En ocasiones con su gracia maligna los enviaba a sus compañeros.

—Vaya usted a los viejecitos de al lado, o vaya usted casa de Mlle. Pegote; pero no diga que yo lo recomiendo.

Tenían también Fabián y Adelina sus corredores, para llevar por las otras tiendas los deshechos, que sabían preparar y amañar bien.

Era aquello lo que mas despiertos los tenía en las ventas. Su amor propio se revelaba de que sus compañeros tuviesen en su casa la misma sonrisa que él desplegaba cuando veía en casa de alguno de ellos los objetos que les había endosado.

En esos casos, con una gran audacia, les hacia conocer la falsificación, de un modo tan claro, que aumentaba su fama de experto. ¡No faltaría más que a él, a don Fabián de las Navas y Marchamalo, se la pegase uno de aquellos brutos enriquecidos y sin alcurnia!

No tenían para ningún vendedor la severidad que para los saltadores.

Solían ser benignos con las pobres gentes que ponían ingenio para remediar su mala suerte con pequeños engaños.

Se daban casos de infelices que se veían obligados a tener que explotarlo todo. Había un matrimonio que vivía de robar las sábanas de hilo de los hoteles donde pernoctaban, para hacer bocadillos, como llamaban en su argot a las tiras de encaje inglés. Aprovechando lo revuelto de la cama, dejando bien doblada la sábana de arriba, se llevaban la sábana de abajo, que partían en tiras y bordaban con ojetes, preparándolas con cloruro de cal, para gastar el tejido y darle su aspecto de antigüedad. Un agua de té o de azafrán ligero les daba el tono y el color que marca el tiempo.

Hasta había algunos que llevaban estampas compradas en la Calcografía Nacional, en Madrid, y las querían hacer pasar como estampas españolas antiguas: Aquellas figuras de Ticiano, el Rubens ponderado y fuerte; aquellos «Gritos de la Calle» evocación del antiguo Madrid, les servían para abusar de la candidez de los ignorantes.

Ellos habían también vendido esas estampas en otros tiempos en el mismo Madrid, allá en su pequeña tiendecita de la calle del Barquillo, pero en los días gozosos las solían comprar a sabiendas, con el convencimiento, empero de que no perdían el dinero y de que siempre habían de encontrar compradores, porque ni sus romanticismos, ni su piedad llegaban jamás al punto de consentir en perder.
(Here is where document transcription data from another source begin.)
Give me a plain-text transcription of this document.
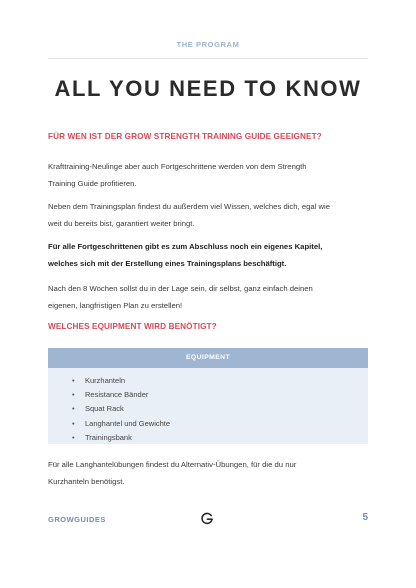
THE PROGRAM
ALL YOU NEED TO KNOW
FÜR WEN IST DER GROW STRENGTH TRAINING GUIDE GEEIGNET?
Krafttraining-Neulinge aber auch Fortgeschrittene werden von dem Strength
Training Guide profitieren.
Neben dem Trainingsplan findest du außerdem viel Wissen, welches dich, egal wie
weit du bereits bist, garantiert weiter bringt.
Für alle Fortgeschrittenen gibt es zum Abschluss noch ein eigenes Kapitel,
welches sich mit der Erstellung eines Trainingsplans beschäftigt.
Nach den 8 Wochen sollst du in der Lage sein, dir selbst, ganz einfach deinen
eigenen, langfristigen Plan zu erstellen!
WELCHES EQUIPMENT WIRD BENÖTIGT?
EQUIPMENT
• Kurzhanteln
• Resistance Bänder
• Squat Rack
• Langhantel und Gewichte
• Trainingsbank
Für alle Langhantelübungen findest du Alternativ-Übungen, für die du nur
Kurzhanteln benötigst.
GROWGUIDES	5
Había compras peligrosas, de objetos robados, a las que se arriesgaban a veces, cuando se los daban bastante baratos para que merecieran tentar la fortuna. En aquellos casos compraban sin insistir en saber el nombre y el domicilio del vendedor. Había un sello tan especial de vacilación, de desconcierto, de no conocer bien el objeto, que podía asegurarse cuando lo que se les vendía era procedente de un robo.

Pero ellos procuraban no fijarse, engañarse a sí mismos, no iban a denunciar a nadie a la policía y que luego resultase inocente; hubiera sido un papel antipático el suyo.

Para lo único que les servían sus sospechas era para comprar más barato aún, desconcertando con reticencias a los vendedores.

En esos casos siempre escondían lo que compraban, por si había alguna busca que les hacía perder el dinero. No se les ocurría la idea de que así pudieran hacerse cómplices de un delito. En tocando a su interés de anticuarios no hallaban nada bajo ni reprochable, no podían ser escrupulosos. A ellos todo, por reprochable que fuese, se les aparecía sólo como ardides de lícito comercio.